Clinical Corvus enforces a strict 'Local-First' Trust Boundary. By default, all reasoning and ingestion occur within the secure backend, minimizing the exposure of Patient Health Information (PHI).

caution

Privacy and security are fundamental to Clinical Corvus. This document describes our privacy approach. Always follow your institution's data handling policies and applicable regulations (HIPAA, LGPD, etc.).

Egress-Filtered Information Retrieval

When external evidence is needed, Clinical Corvus uses an egress-filtered approach: external calls should carry clinical keywords, not patient-identifying context.

When the Clinical Research Agent (CRA) requires external evidence (e.g., searching PubMed or the Open Web), it employs a Local Sanitization Layer:

  1. Sanitization: A rule-based/regex layer strips PHI (names, MRNs, dates) in-process before any network request is formed.
  2. Anonymized Queries: External search providers receive only anonymized clinical keywords (e.g., "septic shock protocols", "vancomycin dosing"), without patient context.
  3. Prevention: The architecture is designed to prevent 'leakage by default' rather than relying solely on post-hoc filtering.

If an institution prefers to use its own model endpoints (e.g., a private OpenAI/Azure/other account), Clinical Corvus can be pointed to those credentials so data stays within that governance boundary.

Ephemeral Memory Architecture

To align with data sovereignty requirements (GDPR/LGPD), the system avoids long-term retention of raw patient data on Corvus servers.

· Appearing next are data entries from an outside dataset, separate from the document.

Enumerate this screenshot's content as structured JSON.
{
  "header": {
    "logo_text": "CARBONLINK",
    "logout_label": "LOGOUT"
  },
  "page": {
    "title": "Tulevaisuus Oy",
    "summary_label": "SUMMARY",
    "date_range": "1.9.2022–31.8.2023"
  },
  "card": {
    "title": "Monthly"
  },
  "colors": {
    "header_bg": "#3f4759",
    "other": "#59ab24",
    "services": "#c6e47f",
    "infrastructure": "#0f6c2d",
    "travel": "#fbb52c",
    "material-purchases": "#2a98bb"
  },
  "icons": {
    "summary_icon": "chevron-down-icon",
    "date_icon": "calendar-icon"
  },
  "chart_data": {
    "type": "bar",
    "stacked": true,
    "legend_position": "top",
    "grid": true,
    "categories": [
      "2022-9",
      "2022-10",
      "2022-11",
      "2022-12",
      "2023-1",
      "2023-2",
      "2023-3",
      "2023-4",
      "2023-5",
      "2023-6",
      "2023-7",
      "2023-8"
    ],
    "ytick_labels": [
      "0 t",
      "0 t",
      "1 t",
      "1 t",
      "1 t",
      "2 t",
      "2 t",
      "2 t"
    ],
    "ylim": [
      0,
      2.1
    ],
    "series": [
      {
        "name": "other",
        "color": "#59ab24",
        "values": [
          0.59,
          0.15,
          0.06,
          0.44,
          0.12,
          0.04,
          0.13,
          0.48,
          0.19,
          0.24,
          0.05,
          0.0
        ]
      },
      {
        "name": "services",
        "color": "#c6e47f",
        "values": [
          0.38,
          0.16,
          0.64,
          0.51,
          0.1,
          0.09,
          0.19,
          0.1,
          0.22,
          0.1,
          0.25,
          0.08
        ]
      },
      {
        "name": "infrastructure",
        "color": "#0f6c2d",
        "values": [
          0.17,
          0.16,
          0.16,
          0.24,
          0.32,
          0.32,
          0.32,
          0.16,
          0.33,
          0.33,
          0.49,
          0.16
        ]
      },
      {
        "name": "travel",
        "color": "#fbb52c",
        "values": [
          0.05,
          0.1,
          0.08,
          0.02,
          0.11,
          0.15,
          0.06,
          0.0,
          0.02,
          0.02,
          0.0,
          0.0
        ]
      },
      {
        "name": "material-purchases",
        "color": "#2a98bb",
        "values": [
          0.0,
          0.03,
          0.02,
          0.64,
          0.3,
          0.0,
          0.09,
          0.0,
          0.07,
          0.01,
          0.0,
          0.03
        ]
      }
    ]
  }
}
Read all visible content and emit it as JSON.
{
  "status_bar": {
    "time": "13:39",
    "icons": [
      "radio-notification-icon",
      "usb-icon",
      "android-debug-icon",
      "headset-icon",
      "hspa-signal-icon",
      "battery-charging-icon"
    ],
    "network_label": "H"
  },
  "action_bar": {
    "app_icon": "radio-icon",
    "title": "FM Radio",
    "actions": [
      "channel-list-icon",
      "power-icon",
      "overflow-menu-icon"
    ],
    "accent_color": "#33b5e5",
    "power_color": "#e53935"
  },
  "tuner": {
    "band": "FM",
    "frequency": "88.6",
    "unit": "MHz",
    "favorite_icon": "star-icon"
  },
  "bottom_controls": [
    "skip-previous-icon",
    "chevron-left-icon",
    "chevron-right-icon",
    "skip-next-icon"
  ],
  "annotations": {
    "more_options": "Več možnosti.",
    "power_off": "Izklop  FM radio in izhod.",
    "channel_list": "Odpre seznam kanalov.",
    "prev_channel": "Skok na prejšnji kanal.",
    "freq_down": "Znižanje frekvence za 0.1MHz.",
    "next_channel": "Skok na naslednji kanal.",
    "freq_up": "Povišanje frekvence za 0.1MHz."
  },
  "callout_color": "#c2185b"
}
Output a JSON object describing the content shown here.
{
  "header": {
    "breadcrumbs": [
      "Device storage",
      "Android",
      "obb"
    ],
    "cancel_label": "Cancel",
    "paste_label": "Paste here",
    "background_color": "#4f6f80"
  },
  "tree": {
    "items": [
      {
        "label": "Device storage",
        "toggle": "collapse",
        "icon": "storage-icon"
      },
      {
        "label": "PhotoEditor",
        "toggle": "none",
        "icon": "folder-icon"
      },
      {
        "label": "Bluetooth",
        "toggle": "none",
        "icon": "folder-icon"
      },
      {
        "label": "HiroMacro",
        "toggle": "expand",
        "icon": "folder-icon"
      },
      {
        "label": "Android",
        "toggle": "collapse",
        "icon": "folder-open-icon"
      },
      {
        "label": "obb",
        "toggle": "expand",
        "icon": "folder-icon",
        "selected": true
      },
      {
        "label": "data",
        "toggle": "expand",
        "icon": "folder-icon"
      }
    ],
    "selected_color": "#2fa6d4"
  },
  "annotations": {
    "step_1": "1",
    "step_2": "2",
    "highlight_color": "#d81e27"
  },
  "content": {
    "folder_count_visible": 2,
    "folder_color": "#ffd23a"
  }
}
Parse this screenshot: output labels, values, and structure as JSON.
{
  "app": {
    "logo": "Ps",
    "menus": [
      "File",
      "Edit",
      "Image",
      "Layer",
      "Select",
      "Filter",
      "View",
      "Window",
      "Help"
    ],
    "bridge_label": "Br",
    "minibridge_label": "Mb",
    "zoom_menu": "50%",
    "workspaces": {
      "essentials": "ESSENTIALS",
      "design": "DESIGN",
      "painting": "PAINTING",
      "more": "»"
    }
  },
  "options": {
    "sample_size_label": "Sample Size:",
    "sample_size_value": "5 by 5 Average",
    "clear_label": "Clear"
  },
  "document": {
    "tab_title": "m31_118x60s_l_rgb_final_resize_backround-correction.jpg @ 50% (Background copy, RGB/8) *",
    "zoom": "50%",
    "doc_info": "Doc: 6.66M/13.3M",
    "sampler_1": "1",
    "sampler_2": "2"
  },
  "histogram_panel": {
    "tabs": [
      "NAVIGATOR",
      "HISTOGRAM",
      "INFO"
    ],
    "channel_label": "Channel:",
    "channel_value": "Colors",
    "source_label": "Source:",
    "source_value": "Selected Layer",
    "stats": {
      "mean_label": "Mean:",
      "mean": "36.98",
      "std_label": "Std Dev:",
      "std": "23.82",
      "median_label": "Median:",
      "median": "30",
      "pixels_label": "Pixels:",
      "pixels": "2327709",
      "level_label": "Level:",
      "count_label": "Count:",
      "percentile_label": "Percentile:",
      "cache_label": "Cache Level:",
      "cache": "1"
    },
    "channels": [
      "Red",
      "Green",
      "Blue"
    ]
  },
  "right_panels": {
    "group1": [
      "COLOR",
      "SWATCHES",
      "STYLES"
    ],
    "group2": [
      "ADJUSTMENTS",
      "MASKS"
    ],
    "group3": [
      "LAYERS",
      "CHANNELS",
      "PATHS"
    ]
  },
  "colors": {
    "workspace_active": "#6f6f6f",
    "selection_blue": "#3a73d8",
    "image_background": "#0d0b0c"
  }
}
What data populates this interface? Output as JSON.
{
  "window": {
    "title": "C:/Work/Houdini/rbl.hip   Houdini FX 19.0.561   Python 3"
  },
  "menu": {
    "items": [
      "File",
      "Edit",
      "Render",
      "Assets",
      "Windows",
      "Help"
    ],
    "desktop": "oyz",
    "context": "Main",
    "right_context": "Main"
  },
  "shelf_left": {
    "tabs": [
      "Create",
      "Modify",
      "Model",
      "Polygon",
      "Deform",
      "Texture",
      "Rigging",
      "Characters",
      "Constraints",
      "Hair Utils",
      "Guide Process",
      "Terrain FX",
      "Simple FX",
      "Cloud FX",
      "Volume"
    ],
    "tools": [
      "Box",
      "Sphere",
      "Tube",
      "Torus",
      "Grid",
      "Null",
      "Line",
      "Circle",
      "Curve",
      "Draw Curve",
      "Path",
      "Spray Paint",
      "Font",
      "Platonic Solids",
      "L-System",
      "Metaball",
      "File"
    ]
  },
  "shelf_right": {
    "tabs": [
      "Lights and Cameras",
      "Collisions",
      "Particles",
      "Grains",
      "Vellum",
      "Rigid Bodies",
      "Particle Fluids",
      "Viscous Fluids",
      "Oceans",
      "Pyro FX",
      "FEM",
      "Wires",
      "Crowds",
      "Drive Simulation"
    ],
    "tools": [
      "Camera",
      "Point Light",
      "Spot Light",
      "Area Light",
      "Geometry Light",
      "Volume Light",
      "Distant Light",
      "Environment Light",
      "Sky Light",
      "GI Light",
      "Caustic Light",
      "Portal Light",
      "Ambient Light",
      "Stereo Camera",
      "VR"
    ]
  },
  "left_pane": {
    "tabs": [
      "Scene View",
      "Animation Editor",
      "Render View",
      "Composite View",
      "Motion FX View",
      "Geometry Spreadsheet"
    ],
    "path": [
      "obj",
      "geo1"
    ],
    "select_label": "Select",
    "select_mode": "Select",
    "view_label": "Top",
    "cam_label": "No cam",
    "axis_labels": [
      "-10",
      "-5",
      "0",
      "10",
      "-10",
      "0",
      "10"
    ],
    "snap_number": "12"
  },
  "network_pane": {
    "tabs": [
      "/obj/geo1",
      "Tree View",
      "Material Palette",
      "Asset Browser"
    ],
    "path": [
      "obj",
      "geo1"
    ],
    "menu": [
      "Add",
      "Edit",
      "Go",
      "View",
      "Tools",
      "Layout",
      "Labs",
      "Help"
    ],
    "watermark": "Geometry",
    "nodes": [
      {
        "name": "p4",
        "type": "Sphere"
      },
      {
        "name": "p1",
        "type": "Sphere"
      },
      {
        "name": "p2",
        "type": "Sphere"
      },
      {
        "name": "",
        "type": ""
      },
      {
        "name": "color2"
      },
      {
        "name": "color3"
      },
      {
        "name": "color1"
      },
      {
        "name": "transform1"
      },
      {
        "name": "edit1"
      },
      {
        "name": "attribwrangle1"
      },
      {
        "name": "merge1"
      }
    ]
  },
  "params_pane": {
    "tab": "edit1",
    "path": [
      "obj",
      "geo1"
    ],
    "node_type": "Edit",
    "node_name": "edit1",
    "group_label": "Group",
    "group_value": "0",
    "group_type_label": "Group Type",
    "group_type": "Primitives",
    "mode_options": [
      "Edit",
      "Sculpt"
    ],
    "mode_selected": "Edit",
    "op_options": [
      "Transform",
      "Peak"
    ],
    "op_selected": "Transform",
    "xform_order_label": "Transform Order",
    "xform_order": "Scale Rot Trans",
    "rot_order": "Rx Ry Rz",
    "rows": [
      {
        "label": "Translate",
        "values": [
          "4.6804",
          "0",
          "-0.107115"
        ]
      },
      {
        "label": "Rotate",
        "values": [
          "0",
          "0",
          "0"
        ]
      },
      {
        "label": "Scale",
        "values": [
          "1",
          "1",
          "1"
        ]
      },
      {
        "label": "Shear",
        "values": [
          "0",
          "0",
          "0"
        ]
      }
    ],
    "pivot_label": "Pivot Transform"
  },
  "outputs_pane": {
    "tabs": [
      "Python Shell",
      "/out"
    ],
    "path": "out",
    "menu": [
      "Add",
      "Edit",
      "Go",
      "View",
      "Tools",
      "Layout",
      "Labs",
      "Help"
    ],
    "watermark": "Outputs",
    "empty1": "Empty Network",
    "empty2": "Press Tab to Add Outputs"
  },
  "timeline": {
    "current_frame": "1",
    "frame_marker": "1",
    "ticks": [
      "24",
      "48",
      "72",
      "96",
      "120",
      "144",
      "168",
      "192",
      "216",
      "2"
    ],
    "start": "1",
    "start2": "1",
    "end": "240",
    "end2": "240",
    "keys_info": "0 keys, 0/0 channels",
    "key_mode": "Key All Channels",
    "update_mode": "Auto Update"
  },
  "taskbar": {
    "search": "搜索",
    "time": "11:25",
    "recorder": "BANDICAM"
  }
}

  • CaseState: Persists structured, episode-scoped reasoning state (snapshots + patches) on institutional infrastructure (local storage).
  • AgentMemoryService: Stores short-term event timelines (Redis) for conversation continuity.
  • Data Lifecycle Management: Automated TTL (Time-To-Live) sweeps sanitize ephemeral logs and age-out long-term entries, ensuring compliance without manual intervention.

Agentic Safety Layers

Trust is not just about privacy; it's about the reliability of the clinical advice. Corvus implements active safety patterns:

1. Goal Verification

Before returning any response, a dedicated verification loop (VerifyGoalCompletion) assesses if the drafted answer actually addresses the user's core intent.

2. The Critic Agent

A "Producer-Critic" pattern employs a separate adversarial model to critique responses for accuracy, completeness, and clarity. It flags responses with INFO, WARNING, or ERROR severity before they reach the clinician.

3. Confidence-Based Escalation

A formalized trust model (Low, General, High Clinical, Critical Life Safety) automatically triggers a "Human-in-the-Loop" pause (HitlPauseTool) if confidence dips below the threshold required for the specific care setting (e.g., < 0.98 for Critical Safety).

Security Posture

  • Content-Security-Policy (CSP): Strict headers to prevent XSS.
  • Audit Logging: Deterministic logging for all PHI-touching endpoints.
  • Rate Limiting: Centralized rate limiting to prevent abuse.
  • Opt-In Compliance: For deployments using hosted models (e.g., GPT-4), third-party endpoints are reachable only if explicit Zero-Data Retention (ZDR) and BAA/DPA agreements are verified.